Showing posts with label prairie school. Show all posts
Showing posts with label prairie school. Show all posts

Sunday, February 18, 2007

Ruby Grant Park

My current project is site analysis of the Ruby Grant farm. A quarter section, 160 acres, farm probably owned by the same family since the shots were fired in the air on the land run. The property was donated to OU, who has sold it to the city with the stipulation it become a park. I think it is an absolute treasure. It appears that the eastern red cedar has been kept under control. The property has two creeks, beaver dams and the little river flowing through it. It has remarkable topography considering the surrounding flat prairie. The upland prairies just up out of the lower riparian corridor are shoulder height with grass and Forbes. Black willow, hackberry, cottonwood dominate the canopy while dogwood and coral berry thrive in the understory. Plum and persimmon thickets thrive in the open savanna and sumac and soap berry cling to the edges of the forest in dense colonies. I also suspect native ash and hawthorn to be numbered. I saw a few lone pecans, but no oak or hickory.

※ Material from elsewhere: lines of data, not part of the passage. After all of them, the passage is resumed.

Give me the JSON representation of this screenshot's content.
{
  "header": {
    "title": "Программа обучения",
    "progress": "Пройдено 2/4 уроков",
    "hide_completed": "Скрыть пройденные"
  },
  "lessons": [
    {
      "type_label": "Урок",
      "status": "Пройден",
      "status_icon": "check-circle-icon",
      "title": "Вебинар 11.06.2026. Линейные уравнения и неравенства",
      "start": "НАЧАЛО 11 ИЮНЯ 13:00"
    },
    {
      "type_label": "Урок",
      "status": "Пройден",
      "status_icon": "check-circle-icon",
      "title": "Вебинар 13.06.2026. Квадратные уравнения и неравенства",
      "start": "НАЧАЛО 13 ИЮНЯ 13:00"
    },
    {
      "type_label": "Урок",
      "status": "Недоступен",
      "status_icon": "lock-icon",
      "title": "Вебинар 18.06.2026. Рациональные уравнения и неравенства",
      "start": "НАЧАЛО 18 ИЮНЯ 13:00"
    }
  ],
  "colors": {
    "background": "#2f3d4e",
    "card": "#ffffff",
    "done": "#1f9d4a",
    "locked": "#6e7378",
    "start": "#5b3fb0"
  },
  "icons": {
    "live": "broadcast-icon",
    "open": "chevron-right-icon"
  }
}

The grasses are abundant, and even the farmed fields have native grass creeping into them. I don't know my prairie grasses very well, but I did see little and big bluestem, sedge in the wetlands and large communities of panicum. My wording tonight is hodgepodge and I'm not sticking to common or Latin. I'm tired, and if I don't write it, it won't get recorded.

Birds: hawks, big and small, bluebird with rosy bellies, crowned sparrow, larks, cardinal, wax wing, ducks of a couple species, blue heron, robin, wren?, fly catcher or mockingbird?. Numerous nests.

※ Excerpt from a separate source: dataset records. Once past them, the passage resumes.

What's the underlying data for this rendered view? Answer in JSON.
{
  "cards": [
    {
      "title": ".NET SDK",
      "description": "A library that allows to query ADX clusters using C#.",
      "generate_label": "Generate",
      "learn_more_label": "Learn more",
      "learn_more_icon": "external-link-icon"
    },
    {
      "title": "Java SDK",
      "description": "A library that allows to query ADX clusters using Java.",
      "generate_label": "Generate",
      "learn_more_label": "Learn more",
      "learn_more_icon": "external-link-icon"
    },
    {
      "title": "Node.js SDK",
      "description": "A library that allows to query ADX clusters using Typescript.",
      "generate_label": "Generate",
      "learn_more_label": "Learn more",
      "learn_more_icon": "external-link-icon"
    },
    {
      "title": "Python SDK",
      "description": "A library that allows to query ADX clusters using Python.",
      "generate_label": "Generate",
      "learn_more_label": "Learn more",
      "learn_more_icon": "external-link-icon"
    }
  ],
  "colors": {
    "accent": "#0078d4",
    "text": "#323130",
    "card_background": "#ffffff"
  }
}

Beaver, turtle, coyote, grazing deer, rabbit, mice trails.


The Ruby Grant property is a treasure. It has historic farm value, mix grass prairie, savanna prairie views and communities, wetlands, bogs or marshes, ponds, creeks and waterfall. I hope to write more on Ruby Grant, but tonight I'm just going to get up yesterday's pictures. It was really bright at mid-day when I went out, so the pictures are a little bit washed out.

More to come...


Friday, February 9, 2007

our strongest prairie feature

The "Prairie School" and "Prairie Style" need more investigation. They were on a quest to identify the great features of the prairie and accentuate them through landscape and architecture.

Olmsted Sr. wrote:

“There is but one object of scenery near Chicago of special grandeur or sublimity, and that, the Lake, can be made by artificial means no more grand or sublime. By no practical elevation or artificial hills…would the impression of the observer in overlooking it be made greatly more profound. The Lake may, indeed, be accepted as fully compensating for the absence of sublime or picturesque elevations of land.”

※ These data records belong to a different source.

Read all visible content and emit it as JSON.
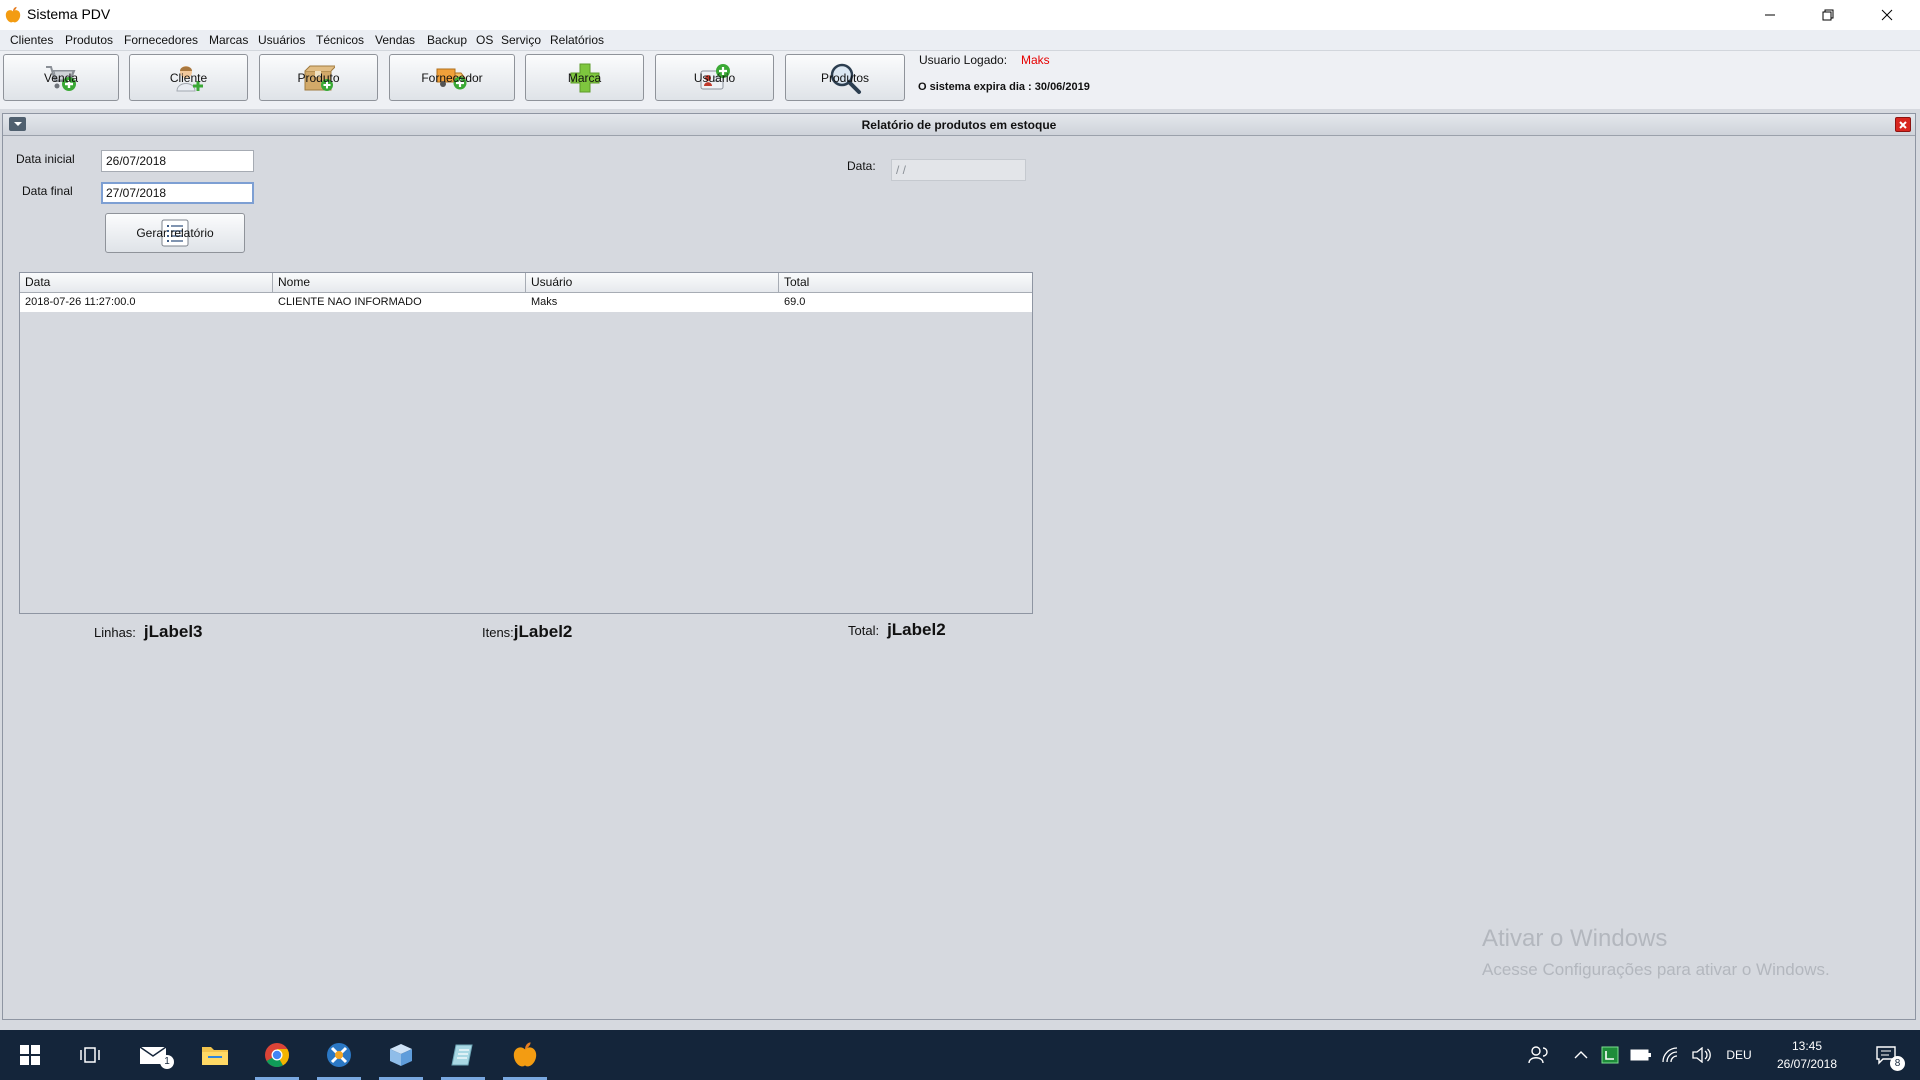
{
  "window": {
    "title": "Sistema PDV"
  },
  "menu": {
    "items": [
      "Clientes",
      "Produtos",
      "Fornecedores",
      "Marcas",
      "Usuários",
      "Técnicos",
      "Vendas",
      "Backup",
      "OS",
      "Serviço",
      "Relatórios"
    ]
  },
  "toolbar": {
    "buttons": [
      {
        "label": "Venda",
        "icon": "cart-add-icon"
      },
      {
        "label": "Cliente",
        "icon": "person-add-icon"
      },
      {
        "label": "Produto",
        "icon": "box-add-icon"
      },
      {
        "label": "Fornecedor",
        "icon": "truck-add-icon"
      },
      {
        "label": "Marca",
        "icon": "plus-icon"
      },
      {
        "label": "Usuário",
        "icon": "user-card-add-icon"
      },
      {
        "label": "Produtos",
        "icon": "magnifier-icon"
      }
    ],
    "user_label": "Usuario Logado:",
    "user_name": "Maks",
    "user_name_color": "#e60000",
    "expiry_text": "O sistema expira dia : 30/06/2019"
  },
  "report": {
    "title": "Relatório de produtos em estoque",
    "start_label": "Data inicial",
    "start_value": "26/07/2018",
    "end_label": "Data final",
    "end_value": "27/07/2018",
    "date_label": "Data:",
    "date_value": "/ /",
    "generate_label": "Gerar relatório",
    "table": {
      "columns": [
        "Data",
        "Nome",
        "Usuário",
        "Total"
      ],
      "rows": [
        [
          "2018-07-26 11:27:00.0",
          "CLIENTE NAO INFORMADO",
          "Maks",
          "69.0"
        ]
      ]
    },
    "summary": {
      "lines_label": "Linhas:",
      "lines_value": "jLabel3",
      "items_label": "Itens:",
      "items_value": "jLabel2",
      "total_label": "Total:",
      "total_value": "jLabel2"
    }
  },
  "watermark": {
    "line1": "Ativar o Windows",
    "line2": "Acesse Configurações para ativar o Windows."
  },
  "taskbar": {
    "mail_badge": "1",
    "language": "DEU",
    "time": "13:45",
    "date": "26/07/2018",
    "notification_count": "8"
  }
}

Tippens, William W. "The Olmsted Brothers in the Midwest, Naturalism, Formalism, and the City Beautiful Movement." Midwestern Landscape Architecture. Ed. William H. Tishler. Usa: University of Illinois, 2000. 160.


When I think about the strong features of Oklahoma I think of wide open sky. Not the wide open sky's of Montana, but dynamic and ever changing skys.



Wilhelm Miller:

“a new mode of design and planting, which aims to fit the Prairie style as “a new mode of design and planting, which aims to fit the peculiar scenery, climate, soil, labor, and other conditions of the prairies, instead of copying literally the manners and materials of other regions…[which is] based upon the practical needs of the middle-western people and is characterized by preservation of typical western scenery, by restoration of local color, and by repetition of the horizontal line of land or sky which is the strongest feature of prairie scenery.”

Vernon, Christopher. "Wilhelm Miller, Prairie Spirit in Landscape Gardening." Midwestern Landscape Architecture. Ed. William H. Tishler. Usa: University of Illinois, 2000. 184.

Miller is talking about regional identity, the shape and feel of the land, and what is its important features.

Miller again:

Miller contended ‘all prairie scenery’ could be ‘reduced to two units, the broad view and the long view.’ By this definition the broad view suggests ‘infinity and power’ and is ‘more inspiring for occasional visits.’ The long view, on the other hand, is ‘more human and intimate, and often more satisfactory to live with.’.

Vernon, Christopher. "Wilhelm Miller, Prairie Spirit in Landscape Gardening." Midwestern Landscape Architecture. Ed. William H. Tishler. Usa: University of Illinois, 2000. 186.

Is the sky Oklahoma's strongest and most universal feature? Should it play a more integral part in design?